Da anni, si assiste alla formazione soprattutto in fase emergenziale di cc.dd. task-force o pool professionali costituiti per far fronte a problematiche complesse che necessitano approccio supportato da conoscenze e metodologie che la classe politica evidentemente non possiede. Riguardo a tale situazione si fanno due osservazioni. In primo luogo, pare che la competenza venga invocata come nume tutelare a cui votarsi nel momento di estremo bisogno, reputandosi quindi che la competenza sia indispensabile solamente “in caso di impellente necessità”, anziché considerare competenza e l’esperienza quali conditio sine qua non di accesso alle maggiori cariche dello Stato (sia governative che parlamentari, centrali e periferiche). In secondo luogo, il termine task-force viene spesso usato impropriamente. Infatti, con il termine “task-force”, mutuato dal gergo militare, s’intende indicare una struttura organizzativa costituita da un gruppo di esperti, provenienti da diversi settori di competenza e d’esperienza professionale, costituito appositamente per affrontare e risolvere un problema specifico (cfr. Dizionario Treccani www.treccani.it/vocabolario/task-force). Diversamente, nell’esperienza istituzionale italiana le task-force sono (o, meglio, necessariamente si limitano a essere) comitati consultivi, nominati dalla politica per supportare l’azione governativa, privi, quindi, di un vero potere decisionale. Così si realizza un paradosso: il competente propone e suggerisce e il politico – spesso del tutto incompetente in una data area disciplinare – ben può disattendere le indicazioni dell’esperto (cosa che molto spesso fa, con conseguenze che non è difficile immaginare).
Risulta allora ancor più evidente – nell’attuale scenario globale che impone rapidità e efficienza – l’insufficienza della passata costruzione politica che vede la competenza degli eletti come un carattere accidentale ed accessorio, laddove, al contrario, essa dovrebbe essere fondamentale e condizionare l’accesso al parlamento e agli organi di governo. In altre parole è il Governo che oggi più che mai deve divenire una vera task-force, per poter rispondere con rapidità e efficacia alle sollecitazioni provenienti dal futuro.
Occorre quindi passare, a nostro avviso, da chi è politico di professione a chi si rende Professionista al Servizio della Politica. Attorno a questa figura, da declinare nei vari ambiti d’intervento, ruota la nostra visione di politica.
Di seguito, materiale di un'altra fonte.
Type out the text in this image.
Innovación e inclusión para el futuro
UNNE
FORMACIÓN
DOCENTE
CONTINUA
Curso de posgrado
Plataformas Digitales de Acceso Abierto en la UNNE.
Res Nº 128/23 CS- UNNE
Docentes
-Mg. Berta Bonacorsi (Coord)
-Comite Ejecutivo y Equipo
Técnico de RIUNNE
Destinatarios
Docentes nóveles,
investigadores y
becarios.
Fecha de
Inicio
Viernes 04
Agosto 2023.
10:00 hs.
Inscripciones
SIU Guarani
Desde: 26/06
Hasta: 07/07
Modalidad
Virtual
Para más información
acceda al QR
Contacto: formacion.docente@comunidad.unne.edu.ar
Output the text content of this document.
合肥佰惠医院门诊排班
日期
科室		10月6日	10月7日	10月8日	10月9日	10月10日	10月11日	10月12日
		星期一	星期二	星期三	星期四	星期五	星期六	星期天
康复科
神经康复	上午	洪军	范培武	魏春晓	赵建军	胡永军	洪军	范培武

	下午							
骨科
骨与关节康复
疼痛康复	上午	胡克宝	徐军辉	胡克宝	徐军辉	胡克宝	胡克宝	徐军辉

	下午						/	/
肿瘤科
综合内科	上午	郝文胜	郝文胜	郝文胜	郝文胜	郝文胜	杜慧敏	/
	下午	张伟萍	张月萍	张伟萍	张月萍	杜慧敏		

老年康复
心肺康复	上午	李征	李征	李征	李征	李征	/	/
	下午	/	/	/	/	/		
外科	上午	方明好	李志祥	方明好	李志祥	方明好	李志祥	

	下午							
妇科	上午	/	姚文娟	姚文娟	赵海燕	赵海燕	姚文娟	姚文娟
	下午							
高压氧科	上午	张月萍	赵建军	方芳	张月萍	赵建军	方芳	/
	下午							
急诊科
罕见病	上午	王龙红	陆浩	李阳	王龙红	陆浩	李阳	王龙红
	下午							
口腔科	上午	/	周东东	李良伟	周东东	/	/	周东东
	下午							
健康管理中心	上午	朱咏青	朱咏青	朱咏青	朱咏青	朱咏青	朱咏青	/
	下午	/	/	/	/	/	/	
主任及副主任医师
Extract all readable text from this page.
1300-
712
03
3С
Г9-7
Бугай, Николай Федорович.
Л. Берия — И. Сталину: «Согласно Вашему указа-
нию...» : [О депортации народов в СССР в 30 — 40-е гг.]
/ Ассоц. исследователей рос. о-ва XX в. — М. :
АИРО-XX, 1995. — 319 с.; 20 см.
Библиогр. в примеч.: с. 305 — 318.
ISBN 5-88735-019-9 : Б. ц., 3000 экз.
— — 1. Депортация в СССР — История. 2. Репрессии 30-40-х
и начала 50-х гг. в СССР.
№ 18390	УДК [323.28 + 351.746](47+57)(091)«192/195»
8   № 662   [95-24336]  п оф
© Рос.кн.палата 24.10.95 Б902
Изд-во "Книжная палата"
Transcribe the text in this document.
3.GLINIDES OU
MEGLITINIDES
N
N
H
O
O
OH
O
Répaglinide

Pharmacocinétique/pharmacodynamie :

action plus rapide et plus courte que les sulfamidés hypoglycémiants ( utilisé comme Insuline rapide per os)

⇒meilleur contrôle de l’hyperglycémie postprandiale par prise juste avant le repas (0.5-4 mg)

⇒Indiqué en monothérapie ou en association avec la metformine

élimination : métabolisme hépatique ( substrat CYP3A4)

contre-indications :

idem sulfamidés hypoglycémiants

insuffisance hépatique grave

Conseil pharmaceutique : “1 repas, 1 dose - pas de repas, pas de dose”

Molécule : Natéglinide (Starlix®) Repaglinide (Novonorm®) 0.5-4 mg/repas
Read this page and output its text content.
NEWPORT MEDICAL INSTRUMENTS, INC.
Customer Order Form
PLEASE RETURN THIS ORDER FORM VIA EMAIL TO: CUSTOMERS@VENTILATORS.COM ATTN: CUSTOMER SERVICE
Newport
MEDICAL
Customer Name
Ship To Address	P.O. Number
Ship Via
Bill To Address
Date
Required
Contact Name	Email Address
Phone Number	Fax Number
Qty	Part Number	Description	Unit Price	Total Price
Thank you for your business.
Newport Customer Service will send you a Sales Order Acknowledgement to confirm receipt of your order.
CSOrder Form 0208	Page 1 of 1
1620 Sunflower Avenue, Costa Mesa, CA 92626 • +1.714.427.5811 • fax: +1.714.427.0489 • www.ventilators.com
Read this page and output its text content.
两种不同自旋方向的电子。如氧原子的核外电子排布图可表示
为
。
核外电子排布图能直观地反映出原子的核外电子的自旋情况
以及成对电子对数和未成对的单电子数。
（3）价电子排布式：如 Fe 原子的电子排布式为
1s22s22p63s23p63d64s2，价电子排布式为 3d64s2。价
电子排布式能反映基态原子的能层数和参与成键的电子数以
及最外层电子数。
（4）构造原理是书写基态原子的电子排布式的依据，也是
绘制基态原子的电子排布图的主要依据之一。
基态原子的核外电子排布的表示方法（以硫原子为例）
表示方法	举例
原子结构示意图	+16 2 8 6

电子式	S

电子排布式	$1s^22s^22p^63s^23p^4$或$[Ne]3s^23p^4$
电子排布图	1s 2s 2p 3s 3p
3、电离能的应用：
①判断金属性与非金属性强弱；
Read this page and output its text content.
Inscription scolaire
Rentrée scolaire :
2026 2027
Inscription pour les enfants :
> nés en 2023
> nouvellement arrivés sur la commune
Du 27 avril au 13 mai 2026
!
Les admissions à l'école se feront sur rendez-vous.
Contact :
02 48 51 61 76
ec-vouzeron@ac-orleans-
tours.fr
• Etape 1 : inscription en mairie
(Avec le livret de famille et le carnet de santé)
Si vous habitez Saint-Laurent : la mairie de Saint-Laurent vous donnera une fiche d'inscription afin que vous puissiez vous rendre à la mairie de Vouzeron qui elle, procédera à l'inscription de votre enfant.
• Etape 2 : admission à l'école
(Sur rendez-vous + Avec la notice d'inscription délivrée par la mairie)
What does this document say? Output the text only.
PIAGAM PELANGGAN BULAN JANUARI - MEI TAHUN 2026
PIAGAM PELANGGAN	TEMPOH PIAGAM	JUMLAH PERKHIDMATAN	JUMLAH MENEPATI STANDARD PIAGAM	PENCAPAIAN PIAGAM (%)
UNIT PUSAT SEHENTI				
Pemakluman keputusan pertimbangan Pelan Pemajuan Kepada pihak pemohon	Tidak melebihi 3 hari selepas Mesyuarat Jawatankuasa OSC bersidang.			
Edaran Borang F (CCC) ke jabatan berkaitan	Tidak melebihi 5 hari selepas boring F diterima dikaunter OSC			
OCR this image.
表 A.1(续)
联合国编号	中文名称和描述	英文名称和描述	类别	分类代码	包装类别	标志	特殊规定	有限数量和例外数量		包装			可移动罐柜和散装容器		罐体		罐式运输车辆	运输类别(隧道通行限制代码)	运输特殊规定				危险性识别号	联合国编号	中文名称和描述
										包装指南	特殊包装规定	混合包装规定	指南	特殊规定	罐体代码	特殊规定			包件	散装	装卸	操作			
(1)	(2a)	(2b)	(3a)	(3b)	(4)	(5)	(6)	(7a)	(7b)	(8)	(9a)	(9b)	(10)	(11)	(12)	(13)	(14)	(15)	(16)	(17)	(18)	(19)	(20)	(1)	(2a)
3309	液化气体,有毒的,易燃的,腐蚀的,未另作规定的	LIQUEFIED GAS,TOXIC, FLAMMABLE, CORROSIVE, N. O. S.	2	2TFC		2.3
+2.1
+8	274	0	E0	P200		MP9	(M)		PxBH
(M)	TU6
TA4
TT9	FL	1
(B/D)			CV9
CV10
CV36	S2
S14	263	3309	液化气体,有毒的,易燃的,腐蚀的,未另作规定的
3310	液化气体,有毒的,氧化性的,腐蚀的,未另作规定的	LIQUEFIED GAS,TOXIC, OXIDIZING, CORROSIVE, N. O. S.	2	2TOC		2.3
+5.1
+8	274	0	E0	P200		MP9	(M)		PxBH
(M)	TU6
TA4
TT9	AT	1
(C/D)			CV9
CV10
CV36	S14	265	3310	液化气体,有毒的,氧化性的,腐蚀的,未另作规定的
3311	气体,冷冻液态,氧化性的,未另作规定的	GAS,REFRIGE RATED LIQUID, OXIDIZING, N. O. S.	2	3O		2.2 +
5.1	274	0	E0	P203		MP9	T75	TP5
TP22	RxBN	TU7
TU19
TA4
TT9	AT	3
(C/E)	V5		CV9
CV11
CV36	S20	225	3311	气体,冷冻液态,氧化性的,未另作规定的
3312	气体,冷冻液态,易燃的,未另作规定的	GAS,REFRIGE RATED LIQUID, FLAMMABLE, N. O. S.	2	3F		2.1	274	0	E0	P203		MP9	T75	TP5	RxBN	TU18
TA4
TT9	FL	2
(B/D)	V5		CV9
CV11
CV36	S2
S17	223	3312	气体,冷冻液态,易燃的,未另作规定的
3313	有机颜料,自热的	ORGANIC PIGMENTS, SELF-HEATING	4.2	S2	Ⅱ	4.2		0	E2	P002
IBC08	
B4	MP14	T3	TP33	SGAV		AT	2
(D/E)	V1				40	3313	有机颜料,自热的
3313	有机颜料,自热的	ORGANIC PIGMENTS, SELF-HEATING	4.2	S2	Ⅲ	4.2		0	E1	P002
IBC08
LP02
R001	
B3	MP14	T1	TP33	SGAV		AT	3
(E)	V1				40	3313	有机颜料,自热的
Non stiamo certo richiamando il concetto di “aristocrazia” di Aristotele quanto piuttosto manifestando la necessità, ormai impellente, di una nuova proposta dalla società civile per riportare davvero al centro del dibattito politico, il merito, la ricerca, il lavoro e tutto quanto rappresenta, soprattutto all’estero, l’eccellenza italiana. Un pensatoio dove discutere delle principali linee guida per il futuro per far sì che questo martoriato Paese torni allo sviluppo e riconquisti nel mondo il posto che gli compete. Per far ciò non bastano le idee servono capacità e la forza di coagulare le donne e gli uomini migliori per un possibile Governo d’eccellenza, intorno a un’idea sociale che premi il merito e tuteli l’iniziativa privata, l’istruzione, la salute. Questo impone che alla guida del paese siedano persone dotate di capacità e esperienza ma soprattutto autorevoli e credibili.
Perché questa fase di delicato cambiamento non sia lasciata nelle mani di politici impreparati.
Nasce così, da queste semplici riflessioni, il progetto Il Governo che Vorrei.